DIABETIC RETINOPATHY PREVENTION RULE NO. 4: CHOLESTEROL
Likewise, if your cholesterol level is well-controlled, your chances of developing diabetes-related complications reduce. The recommended targets are triglyceride level of less than 150 mg/dL, a low density lipoprotein (LDL) cholesterol level of less than 100 mg/dL, and a high density lipoprotein (HDL) cholesterol level of more than 60 mg/dL. Eat more fish, grains and nuts while cutting down on red meats, saturated fats and junk food. Regular exercise helps. Sometimes, you may need medications to get your cholesterol level to the recommended level.
Two recent large multi-center diabetic retinopathy trials (FIELD and ACCORD) found that fenofibrate (a cholesterol lowering medication) reduced the need for retinal laser treatment for diabetic macular edema by 30 to 40%. Interestingly, the researchers felt that this effect was not due to the cholesterol lowering properties of fenofibrate. So if your cholesterol is high, it may be worthwhile considering taking fenofibrate for the dual benefit of lowering your cholesterol level and reducing your risk of diabetic laser treatment.
DIABETIC RETINOPATHY PREVENTION RULE NO. 5: EXERCISE
Exercise is a part of the lifestyle factors are important in reducing the risk of diabetes-related complications. Regular exercise helps to control blood pressure, blood glucose and cholesterol levels. Any aerobic exercise will help you to maintain your weight and to keep your heart working well. In general, try to do about 30 minutes of aerobic exercise, such as brisk walking or swimming, at least a few days a week. If you're just starting out, begin with less strenuous exercise for around 10 minutes. As your fitness improves, you can gradually increase the time and exertion level of your exercises.
DIABETIC RETINOPATHY PREVENTION RULE NO. 6: SCREENING
Having diabetes does not necessarily mean that you will develop vision problems. The better your diabetes is controlled, the less likely you are to experience sight-threatening complications from diabetic retinopathy. The good thing is that most diabetic complications can be treated. The earlier treatment with
retinal laser or
intravitreal injections, the better your outcomes will be. Blindness can be prevented in up to 90% of those at risk if sight-threatening retinopathy is identified early enough and then treated appropriately.

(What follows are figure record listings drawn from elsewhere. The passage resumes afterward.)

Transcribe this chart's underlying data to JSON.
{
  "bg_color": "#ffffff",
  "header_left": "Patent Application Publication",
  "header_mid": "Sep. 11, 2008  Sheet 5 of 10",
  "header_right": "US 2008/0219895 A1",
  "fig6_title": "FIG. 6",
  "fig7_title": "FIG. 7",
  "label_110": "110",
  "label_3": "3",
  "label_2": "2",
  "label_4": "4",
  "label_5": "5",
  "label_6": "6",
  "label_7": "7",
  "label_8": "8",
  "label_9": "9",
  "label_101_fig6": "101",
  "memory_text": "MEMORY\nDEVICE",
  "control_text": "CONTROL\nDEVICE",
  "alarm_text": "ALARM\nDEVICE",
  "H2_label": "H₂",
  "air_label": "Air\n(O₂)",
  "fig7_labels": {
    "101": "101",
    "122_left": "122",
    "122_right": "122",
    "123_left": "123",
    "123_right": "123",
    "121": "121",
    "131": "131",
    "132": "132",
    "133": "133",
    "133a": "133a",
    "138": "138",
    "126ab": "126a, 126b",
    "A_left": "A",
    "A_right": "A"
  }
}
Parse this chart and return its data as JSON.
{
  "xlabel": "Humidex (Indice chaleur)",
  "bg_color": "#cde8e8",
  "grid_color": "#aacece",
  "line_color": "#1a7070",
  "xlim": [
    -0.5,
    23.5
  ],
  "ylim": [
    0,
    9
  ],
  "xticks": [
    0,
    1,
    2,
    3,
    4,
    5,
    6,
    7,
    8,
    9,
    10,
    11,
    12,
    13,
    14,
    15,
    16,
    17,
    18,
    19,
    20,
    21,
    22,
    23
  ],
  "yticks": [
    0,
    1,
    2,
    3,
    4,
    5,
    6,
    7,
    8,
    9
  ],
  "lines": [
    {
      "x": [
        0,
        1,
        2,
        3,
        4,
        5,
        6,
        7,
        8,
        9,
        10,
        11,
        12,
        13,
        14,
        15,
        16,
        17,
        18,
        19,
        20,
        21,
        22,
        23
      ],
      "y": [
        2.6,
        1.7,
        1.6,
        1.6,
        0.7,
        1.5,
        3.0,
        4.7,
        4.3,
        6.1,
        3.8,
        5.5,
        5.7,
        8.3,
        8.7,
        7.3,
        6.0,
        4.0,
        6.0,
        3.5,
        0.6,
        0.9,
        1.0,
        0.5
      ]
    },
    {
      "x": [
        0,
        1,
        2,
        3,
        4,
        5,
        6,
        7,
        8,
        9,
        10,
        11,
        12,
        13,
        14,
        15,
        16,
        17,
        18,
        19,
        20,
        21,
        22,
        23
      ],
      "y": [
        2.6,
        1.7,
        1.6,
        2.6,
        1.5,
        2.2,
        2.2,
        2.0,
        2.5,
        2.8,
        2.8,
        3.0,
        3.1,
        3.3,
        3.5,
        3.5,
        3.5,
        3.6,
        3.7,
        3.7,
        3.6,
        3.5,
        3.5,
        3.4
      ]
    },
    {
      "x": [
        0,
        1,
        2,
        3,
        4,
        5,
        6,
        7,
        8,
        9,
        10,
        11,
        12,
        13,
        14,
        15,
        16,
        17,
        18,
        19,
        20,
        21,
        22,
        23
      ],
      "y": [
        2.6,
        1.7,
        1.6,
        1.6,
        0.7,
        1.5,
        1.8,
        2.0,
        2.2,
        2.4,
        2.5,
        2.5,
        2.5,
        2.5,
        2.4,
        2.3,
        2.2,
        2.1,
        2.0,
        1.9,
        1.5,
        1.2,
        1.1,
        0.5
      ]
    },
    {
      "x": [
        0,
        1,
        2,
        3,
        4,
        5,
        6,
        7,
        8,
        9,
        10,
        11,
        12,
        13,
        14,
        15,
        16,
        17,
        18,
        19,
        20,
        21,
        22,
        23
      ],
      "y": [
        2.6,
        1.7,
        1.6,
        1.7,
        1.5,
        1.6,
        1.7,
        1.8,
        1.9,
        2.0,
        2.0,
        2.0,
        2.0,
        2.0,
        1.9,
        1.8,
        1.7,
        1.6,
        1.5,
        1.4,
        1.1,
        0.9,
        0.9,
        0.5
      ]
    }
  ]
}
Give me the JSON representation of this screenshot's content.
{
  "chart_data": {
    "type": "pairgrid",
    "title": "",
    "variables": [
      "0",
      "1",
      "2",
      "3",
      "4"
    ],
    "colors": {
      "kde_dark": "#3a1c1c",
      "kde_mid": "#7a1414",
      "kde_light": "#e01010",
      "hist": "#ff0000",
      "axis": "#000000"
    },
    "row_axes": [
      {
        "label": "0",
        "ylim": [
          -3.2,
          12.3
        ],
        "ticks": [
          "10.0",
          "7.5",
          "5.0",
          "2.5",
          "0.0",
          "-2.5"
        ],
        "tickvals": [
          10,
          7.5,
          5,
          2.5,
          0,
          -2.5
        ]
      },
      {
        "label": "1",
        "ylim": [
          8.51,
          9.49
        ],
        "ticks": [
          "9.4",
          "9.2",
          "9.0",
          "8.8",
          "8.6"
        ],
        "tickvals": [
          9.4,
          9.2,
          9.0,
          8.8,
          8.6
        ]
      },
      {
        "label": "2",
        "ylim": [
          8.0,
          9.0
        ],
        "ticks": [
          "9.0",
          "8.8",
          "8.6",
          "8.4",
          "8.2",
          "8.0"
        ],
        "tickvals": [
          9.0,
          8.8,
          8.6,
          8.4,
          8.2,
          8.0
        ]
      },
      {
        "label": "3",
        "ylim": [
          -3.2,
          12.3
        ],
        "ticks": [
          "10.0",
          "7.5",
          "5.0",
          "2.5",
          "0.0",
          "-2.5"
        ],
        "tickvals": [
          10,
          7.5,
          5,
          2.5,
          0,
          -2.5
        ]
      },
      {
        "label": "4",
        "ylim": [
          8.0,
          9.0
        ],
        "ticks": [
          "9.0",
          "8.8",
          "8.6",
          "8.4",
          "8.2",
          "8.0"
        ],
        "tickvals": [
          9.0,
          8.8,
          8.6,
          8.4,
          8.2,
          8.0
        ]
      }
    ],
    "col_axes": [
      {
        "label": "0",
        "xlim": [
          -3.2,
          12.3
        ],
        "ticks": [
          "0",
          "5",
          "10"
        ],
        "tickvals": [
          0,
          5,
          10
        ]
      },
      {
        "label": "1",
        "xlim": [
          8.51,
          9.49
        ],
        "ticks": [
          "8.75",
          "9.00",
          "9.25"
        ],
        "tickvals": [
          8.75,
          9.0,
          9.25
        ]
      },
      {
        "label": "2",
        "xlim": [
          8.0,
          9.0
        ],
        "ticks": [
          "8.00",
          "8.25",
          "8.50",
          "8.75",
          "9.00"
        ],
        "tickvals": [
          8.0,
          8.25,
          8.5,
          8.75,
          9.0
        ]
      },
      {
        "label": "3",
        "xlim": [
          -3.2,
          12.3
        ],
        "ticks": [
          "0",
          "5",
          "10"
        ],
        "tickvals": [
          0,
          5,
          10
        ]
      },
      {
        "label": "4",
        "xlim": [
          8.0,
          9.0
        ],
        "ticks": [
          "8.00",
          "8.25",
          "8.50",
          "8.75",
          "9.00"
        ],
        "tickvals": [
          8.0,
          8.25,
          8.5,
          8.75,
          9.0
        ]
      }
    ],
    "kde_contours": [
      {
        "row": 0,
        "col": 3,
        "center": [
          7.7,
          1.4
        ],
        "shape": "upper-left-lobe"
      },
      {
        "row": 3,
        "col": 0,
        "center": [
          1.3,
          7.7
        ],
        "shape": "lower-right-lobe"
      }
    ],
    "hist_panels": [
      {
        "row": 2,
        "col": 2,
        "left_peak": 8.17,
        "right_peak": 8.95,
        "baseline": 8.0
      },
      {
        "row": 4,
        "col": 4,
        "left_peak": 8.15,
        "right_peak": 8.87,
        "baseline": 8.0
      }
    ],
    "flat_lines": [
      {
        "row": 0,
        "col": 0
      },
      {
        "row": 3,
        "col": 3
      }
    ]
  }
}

The key in diabetic retinopathy prevention is early detection and treatment. Most developed countries now have an annual diabetic retinopathy screening service. When you attend for screening, your eyes will be dilated so that your retina can be examined thoroughly. Sometimes, a digital photograph is taken of your retina. This picture is then compared with previous pictures and examined for signs of sight-threatening retinopathy. Regular screening and eye examinations are absolutely essential because you may not be aware that there is anything wrong with your eyes until it is too late.